Tengfei Chang (on behalf of co-authors)

Author Response File: Author Response.pdf

Round 2

Reviewer 2 Report

What is the relevance of Fig. 5 with your work ? Is your work have similar(same) result while using frequency offset feedback mechanism ? Did you do several hours running the system and measuring the frequency offset at the same time and the output is the same like Fig. 5 ?

It is better only drawing/plotting your own result unless you make comparison to another author works in single chart.

Author Response

Dear Reviewer:

Thanks for the comments!

We added that figure according to one of the other reviewers who want to know the LC OSC stability character. The figure is actually one of our previous work on SCuM.

The difference in this article is that we use a manual calibration approach to calibrate LC OSC. The figure 5 calibrates LC clock through reading the IF estimation on SCuM side during receiving. In this article, we read the frequency offset from Open Mote side by asking SCuM to transmit. This is stated in the new revision as indicated in the attachment.

Author Response File: Author Response.pdf

This manuscript is a resubmission of an earlier submission. The following is a list of the peer review reports and author responses from that submission.

Round 1

Reviewer 1 Report

The single chip micro mote is truly miniaturized hardware chip containing oscillators and radio on an extremely small single chip and thus providing progress towards the original smart dust vision. Incorporation of IEEE 802.15.4 based radio also sets it apart from the Michigan Micro mote, which can be cited as a related work (a suggestion, given that it also incorporates optical receiver for firmware transfer).

This paper, however, is its adoption for a time synchronized protocols (particularly TSCH-based) on the crystal-free chip. Therefore, a strong justification why author choice i.e., TSCH/6TiSCH (instead of several other rather simpler wireless protocols where timing as well as frequency offset requirements are not as stringent) is made. While 6TiSCH stack is standardized by IEEE and IETF and is highlighted as  one reason to do so makes some sense,  but a paper can be improved if the authors spend some time talking about

Quantification of overheads associated with an additional crystal clock i.e., additional cost (sub-dollar), space, and power consumption.  Why a time and frequency sensitive protocol on a crystal-free chip and not another protocol that is not as sensitive to these factors. Can other simpler protocols (such as CSMA-based) be easily implemented and smart dust vision can still be realized. Why the paper motivates  multihop protocol for a hardware that is in its early days and as a first step one would likely to make a single hop  communication work. The later part of the paper provides single hop experimental setup(Scum->Openmote) and no longer talks about multihop. It is therefore not clear why 6TiSCH is in the beginning. Can the scientific contribution of the paper be still complete if the focus is kept on acquiring accurate timing? 

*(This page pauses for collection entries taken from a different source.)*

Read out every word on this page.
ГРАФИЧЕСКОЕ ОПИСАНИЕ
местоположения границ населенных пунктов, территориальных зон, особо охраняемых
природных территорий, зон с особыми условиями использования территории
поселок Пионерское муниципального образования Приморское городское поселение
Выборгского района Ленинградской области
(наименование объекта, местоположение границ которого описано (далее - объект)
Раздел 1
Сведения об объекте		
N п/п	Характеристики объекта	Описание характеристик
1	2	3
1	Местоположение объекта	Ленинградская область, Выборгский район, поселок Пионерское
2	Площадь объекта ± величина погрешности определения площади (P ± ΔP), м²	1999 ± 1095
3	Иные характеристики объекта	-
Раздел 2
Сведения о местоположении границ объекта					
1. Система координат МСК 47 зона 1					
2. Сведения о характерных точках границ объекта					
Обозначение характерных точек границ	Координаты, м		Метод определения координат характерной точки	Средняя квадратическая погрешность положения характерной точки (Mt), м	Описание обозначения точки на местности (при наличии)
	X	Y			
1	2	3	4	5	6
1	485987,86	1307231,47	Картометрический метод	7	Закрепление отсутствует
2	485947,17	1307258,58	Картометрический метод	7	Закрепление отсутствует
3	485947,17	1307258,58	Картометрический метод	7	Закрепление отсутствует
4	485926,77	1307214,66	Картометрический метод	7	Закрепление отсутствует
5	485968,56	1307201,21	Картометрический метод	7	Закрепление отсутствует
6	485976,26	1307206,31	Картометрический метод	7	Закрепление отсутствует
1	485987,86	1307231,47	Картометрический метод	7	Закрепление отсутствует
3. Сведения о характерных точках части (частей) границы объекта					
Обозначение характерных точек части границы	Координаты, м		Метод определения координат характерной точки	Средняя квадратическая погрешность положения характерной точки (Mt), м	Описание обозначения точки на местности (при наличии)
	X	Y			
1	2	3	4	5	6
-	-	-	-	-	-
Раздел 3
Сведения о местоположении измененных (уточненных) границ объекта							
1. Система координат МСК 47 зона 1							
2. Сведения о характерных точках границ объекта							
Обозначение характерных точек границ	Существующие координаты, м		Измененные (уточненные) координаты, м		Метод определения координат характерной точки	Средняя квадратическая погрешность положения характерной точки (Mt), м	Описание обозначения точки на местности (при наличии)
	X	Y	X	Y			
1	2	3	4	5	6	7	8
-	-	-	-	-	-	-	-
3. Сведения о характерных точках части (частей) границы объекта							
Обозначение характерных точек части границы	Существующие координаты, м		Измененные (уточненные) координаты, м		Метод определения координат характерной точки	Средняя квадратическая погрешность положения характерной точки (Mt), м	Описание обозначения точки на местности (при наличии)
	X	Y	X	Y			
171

It would be good to see some evaluation (ppm drift) as environmental factors such as temperature change. Such a setup would reveal sensitivity of time synchronization to these factors. 

Reviewer 2 Report

This paper describes time-synchronized protocol stack running on a crystal-free device. The approach is quite interesting although I am not sure that the cost can be really reduced.  

The authors may need to address the power consumption of a crystal-free device since minimizing the power consumption is more important than minimizing the cost in many sensor applications.

Reviewer 3 Report

There are some really big red flags with the papers. On a high level, the paper does not talk about the frequency error of RC oscillators which is a function of process, voltage and temperature variation. Although the trimming with the optical receiver/programming will fix the process variation, the voltage and temperature variation hasn't been discussed in this paper which is the big challenge facing RC oscillators. Additionally, the "tick skipping" algorithm hasn't been sufficiently described. Finally, using a crystal for this operation defeats the point of this work and cannot be left for future work.